Sarah Baird, a professor at the Milken Institute School of Public Health
at The George Washington University, studies the impacts of different
interventions on adolescents, especially girls, and what helps improve
their wellbeing throughout their lives and their children's lives.
Speaking in general, she would advise donors to work through existing
institutions and to have a broader focus rather than on a single
disease. She pointed to mental health for women, and men, as being an
underfunded area along with gender-based violence and overall, the
economic benefits that women produce, if they are healthy enough to
work.
“We’re not going to get very far if we just focus on the traditional
pregnancy and the traditional mortality," she said, which she emphasized
are also critical.
The Associated Press receives financial support for news coverage in
Africa from the Bill & Melinda Gates Foundation and for news coverage of
women in the workforce and in statehouses from Pivotal Ventures.

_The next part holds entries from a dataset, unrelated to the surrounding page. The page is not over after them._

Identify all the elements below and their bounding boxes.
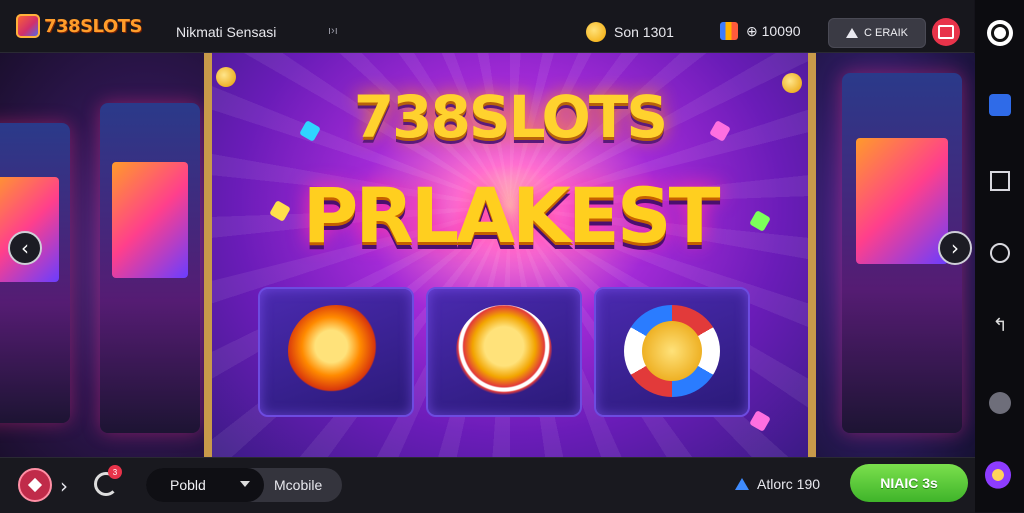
rank-button[interactable]: C ERAIK bbox=[828, 18, 926, 48]
promo-carousel: 738SLOTS PRLAKEST ‹ › bbox=[0, 53, 975, 457]
rail-square-button[interactable] bbox=[987, 168, 1013, 194]
user-avatar-button[interactable] bbox=[18, 468, 52, 502]
alert-icon bbox=[735, 478, 749, 490]
arcade-machine-image bbox=[100, 103, 200, 433]
carousel-next-button[interactable]: › bbox=[938, 231, 972, 265]
rail-profile-button[interactable] bbox=[987, 390, 1013, 416]
notification-badge: 3 bbox=[108, 465, 122, 479]
carousel-prev-button[interactable]: ‹ bbox=[8, 231, 42, 265]
chevron-down-icon bbox=[240, 481, 250, 487]
game-tile-image bbox=[624, 305, 720, 397]
brand-logo[interactable]: 738SLOTS bbox=[16, 14, 142, 38]
secondary-balance: ⊕ 10090 bbox=[720, 22, 801, 40]
rank-label: C ERAIK bbox=[863, 27, 908, 39]
rail-badge-button[interactable] bbox=[985, 461, 1011, 489]
next-arrow-icon: › bbox=[951, 236, 959, 260]
circle-icon bbox=[990, 243, 1010, 263]
mobile-mode-button[interactable]: Mcobile bbox=[274, 477, 322, 493]
logo-cube-icon bbox=[16, 14, 40, 38]
bottom-bar: › 3 Pobld Mcobile Atlorc 190 NIAIC 3s bbox=[0, 457, 975, 513]
avatar bbox=[989, 392, 1011, 414]
rail-back-button[interactable]: ↰ bbox=[987, 312, 1013, 338]
promo-banner[interactable]: 738SLOTS PRLAKEST bbox=[204, 53, 816, 457]
back-icon: ↰ bbox=[992, 314, 1008, 336]
tagline: Nikmati Sensasi bbox=[176, 24, 277, 40]
rail-app-button[interactable] bbox=[987, 92, 1013, 118]
coin-balance: Son 1301 bbox=[586, 22, 674, 42]
alert-text: Atlorc 190 bbox=[757, 476, 821, 492]
triangle-icon bbox=[845, 28, 858, 38]
secondary-balance-value: ⊕ 10090 bbox=[746, 22, 801, 39]
game-tile[interactable] bbox=[426, 287, 582, 417]
square-icon bbox=[990, 171, 1010, 191]
gift-icon bbox=[938, 25, 954, 39]
home-icon bbox=[987, 20, 1013, 46]
rail-circle-button[interactable] bbox=[987, 240, 1013, 266]
play-icon[interactable]: › bbox=[60, 474, 68, 498]
right-side-rail: ↰ bbox=[975, 0, 1024, 512]
prev-arrow-icon: ‹ bbox=[21, 236, 29, 260]
alert-status: Atlorc 190 bbox=[735, 476, 820, 492]
game-tile[interactable] bbox=[258, 287, 414, 417]
primary-action-button[interactable]: NIAIC 3s bbox=[850, 464, 968, 502]
app-icon bbox=[989, 94, 1011, 116]
arcade-machine-image bbox=[0, 123, 70, 423]
coin-icon bbox=[586, 22, 606, 42]
logo-text: 738SLOTS bbox=[44, 15, 142, 37]
promo-title-top: 738SLOTS bbox=[353, 83, 668, 151]
gift-button[interactable] bbox=[932, 18, 960, 46]
game-tile-image bbox=[288, 305, 384, 397]
tagline-extra: ı›ı bbox=[328, 25, 338, 37]
game-tile-image bbox=[456, 305, 552, 397]
game-tile[interactable] bbox=[594, 287, 750, 417]
bars-icon bbox=[720, 22, 738, 40]
coin-balance-value: Son 1301 bbox=[614, 24, 674, 40]
badge-icon bbox=[985, 461, 1011, 489]
diamond-icon bbox=[27, 477, 43, 493]
top-bar: 738SLOTS Nikmati Sensasi ı›ı Son 1301 ⊕ … bbox=[0, 0, 974, 53]
device-mode-switch: Pobld Mcobile bbox=[146, 468, 342, 502]
platform-select-value: Pobld bbox=[170, 477, 206, 493]
platform-select[interactable]: Pobld bbox=[146, 468, 264, 502]
promo-title-main: PRLAKEST bbox=[302, 171, 721, 260]
rail-home-button[interactable] bbox=[987, 20, 1013, 46]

When French Gates first announced her $1 billion commitment in May, she
detailed $200 million in new grants to groups working in the U.S. to
protect women’s rights and advance their power and influence. She also
gave 12 individuals $20 million each to donate however they chose and
said she would announce an open call to give away $250 million this
fall.
In an op-ed in the New York Times in May, she wrote about the open call,
“I hope to lift up groups with personal connections to the issues they
work on. People on the front lines should get the attention and
investment they deserve, including from me.”
Historically, giving to organizations that serve women and girls has
represented less than 2% of all charitable gifts in the U.S. On Tuesday,
the Women & Girls Index, which tracks gifts to these organizations,
found they received $10.2 billion in philanthropic support in 2021, the
latest year of complete giving data available.
In raw dollars, that figure is a milestone, said Jacqueline Ackerman,
interim director the Women’s Philanthropy Institute at Indiana
University. But she said, over ten years of analyzing these gifts,
giving to women and girls has never grown faster than overall giving.
“To surpass that really means not just the Melinda French Gateses, but
stepping up donations from everyone who cares about these issues across
the income and wealth spectrums,” she said.